Following Thursday’s announcement that Congress had passed the FISA Amendments Act of 2008, thus granting retroactive immunity to telecom companies that gave the U.S. government access to their networks to engage in warrantless wiretapping after 9/11, there were some who weren’t willing to take the news sitting down. In fact, Congress’ capitulation sparked a legal response from the ACLU and The Nation magazine and two of its key contributors—Chris Hedges and Naomi Klein—in the form of a lawsuit.

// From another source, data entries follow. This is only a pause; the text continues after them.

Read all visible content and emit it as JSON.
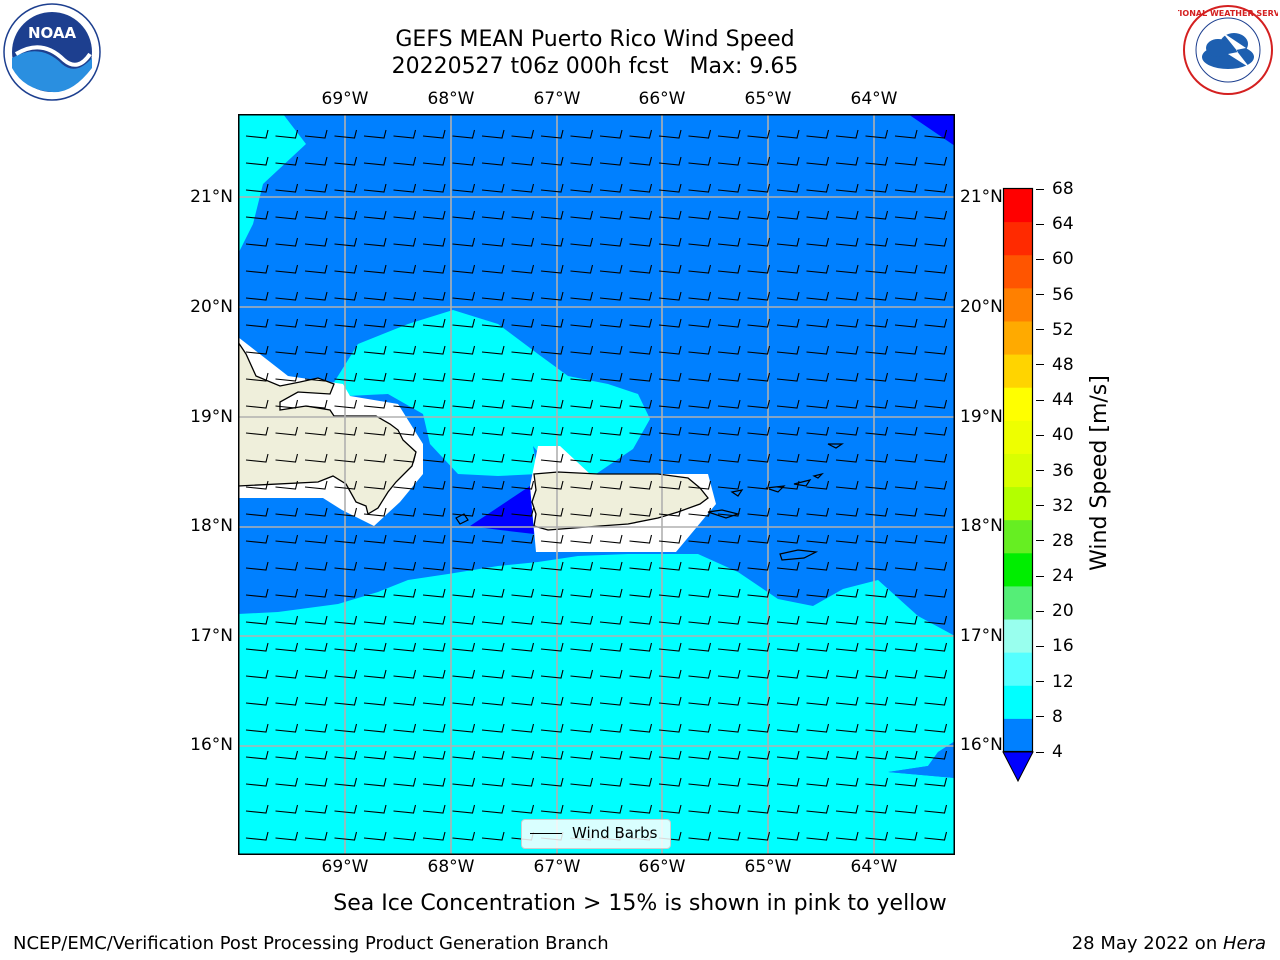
{
  "header": {
    "title_line1": "GEFS MEAN Puerto Rico Wind Speed",
    "title_line2": "20220527 t06z 000h fcst   Max: 9.65"
  },
  "logos": {
    "left": {
      "icon": "noaa-logo",
      "text": "NOAA"
    },
    "right": {
      "icon": "nws-logo",
      "ring_text": "NATIONAL WEATHER SERVICE"
    }
  },
  "map": {
    "lon_ticks": [
      "69°W",
      "68°W",
      "67°W",
      "66°W",
      "65°W",
      "64°W"
    ],
    "lat_ticks": [
      "21°N",
      "20°N",
      "19°N",
      "18°N",
      "17°N",
      "16°N"
    ],
    "legend_label": "Wind Barbs",
    "colors": {
      "below_4": "#0000ff",
      "4_8": "#0080ff",
      "8_12": "#00ffff",
      "land": "#efefdb"
    }
  },
  "colorbar": {
    "title": "Wind Speed [m/s]",
    "ticks": [
      "68",
      "64",
      "60",
      "56",
      "52",
      "48",
      "44",
      "40",
      "36",
      "32",
      "28",
      "24",
      "20",
      "16",
      "12",
      "8",
      "4"
    ],
    "colors_top_to_bottom": [
      "#ff0000",
      "#ff2a00",
      "#ff5500",
      "#ff8000",
      "#ffaa00",
      "#ffd400",
      "#ffff00",
      "#eeff00",
      "#d9ff00",
      "#b3ff00",
      "#66ee22",
      "#00ee00",
      "#55ee77",
      "#99ffee",
      "#55ffff",
      "#00ffff",
      "#0080ff"
    ],
    "extend_color": "#0000ff"
  },
  "subtitle": "Sea Ice Concentration > 15% is shown in pink to yellow",
  "footer": {
    "left": "NCEP/EMC/Verification Post Processing Product Generation Branch",
    "right_prefix": "28 May 2022 on ",
    "right_host": "Hera"
  }
}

Katrina Vanden Heuvel in The Nation:
A few hours after Bush’s signing, The Nation joined with the ACLU in a lawsuit filed in the US District Court (Southern District) of New York challenging the constitutionality of the Act. The Nation is suing on behalf of itself, our staff and two of our contributing writers—Chris Hedges and Naomi Klein. The defendants are the Attorney General of the United States, Michael Mukasey; John M. “Mike” McConnell, Director of National Intelligence; and Lt. Gen. Keith Alexander, Director of the National Security Agency and Chief of the Security Service. We filed suit along with a coalition of other plaintiffs including Amnesty International USA, Human Rights Watch, Global Fund for Women, PEN American Center, Washington Office on Latin America, Service Employees International Union and several private attorneys.